C’est Navin Ramgoolam et son gouvernement qui, en 2013, après les inondations meurtrières et traumatisantes de mars de la même année, enclenche des discussions avec le Japon pour obtenir un nouveau radar plus performant. Cela a pris du temps et il a échu à Pravind Jugnauth d’inaugurer le radar flambant neuf aménagé avec l’aide du gouvernement japonais. Il n’était pas nécessaire de tout ramener à soi, faire comme si rien n’avait existé avant. C’est petit et c’est mesquin.

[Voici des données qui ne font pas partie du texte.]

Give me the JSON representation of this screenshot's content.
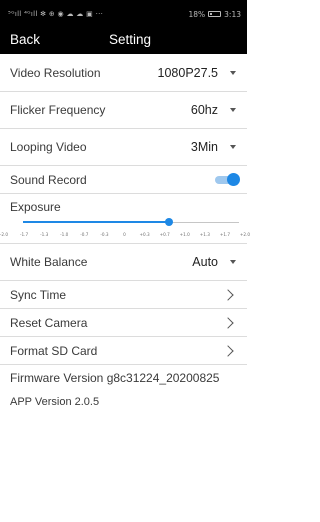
{
  "status_bar": {
    "left_text": "⁵ᴳıll ⁴ᴳıll ✻ ⊕ ◉ ☁ ☁ ▣ ···",
    "battery_pct": "18%",
    "time": "3:13"
  },
  "nav": {
    "back_label": "Back",
    "title": "Setting"
  },
  "settings": {
    "video_resolution": {
      "label": "Video Resolution",
      "value": "1080P27.5"
    },
    "flicker_frequency": {
      "label": "Flicker Frequency",
      "value": "60hz"
    },
    "looping_video": {
      "label": "Looping Video",
      "value": "3Min"
    },
    "sound_record": {
      "label": "Sound Record",
      "enabled": true
    },
    "exposure": {
      "label": "Exposure",
      "ticks": [
        "-2.0",
        "-1.7",
        "-1.3",
        "-1.0",
        "-0.7",
        "-0.3",
        "0",
        "+0.3",
        "+0.7",
        "+1.0",
        "+1.3",
        "+1.7",
        "+2.0"
      ],
      "value": 0.7
    },
    "white_balance": {
      "label": "White Balance",
      "value": "Auto"
    },
    "sync_time": {
      "label": "Sync Time"
    },
    "reset_camera": {
      "label": "Reset Camera"
    },
    "format_sd": {
      "label": "Format SD Card"
    }
  },
  "firmware_text": "Firmware Version g8c31224_20200825",
  "app_version_text": "APP Version 2.0.5",
  "colors": {
    "accent": "#1e88e5",
    "header_bg": "#000000",
    "divider": "#dcdcdc"
  }
}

Xavier Duval a, par contre, raison sur un point. Oui, les priorités de l’équipe MSM/ML dépassent l’entendement. Pendant qu’il lance en grande pompe sa piscine à Phœnix, digne de “New York City”, à partir d’un financement qui demande à être un peu plus transparent, et qu’il dépense des milliards sur un complexe sportif qui ne sera pas totalement prêt pour les JIOI mais qui présente le curieux hasard d’être dans la circonscription du Pm, les habitants de Trou aux Biches, Riche Terre, Terre Rouge, Cottage et Fond du Sac ont dû, eux, nager dans la piscine de la peur et de l’angoisse, cette semaine, suivant des pluies diluviennes.

C’est comme si le prestige et le flafla avaient pris le dessus sur l’urgent, l’essentiel et le nécessaire.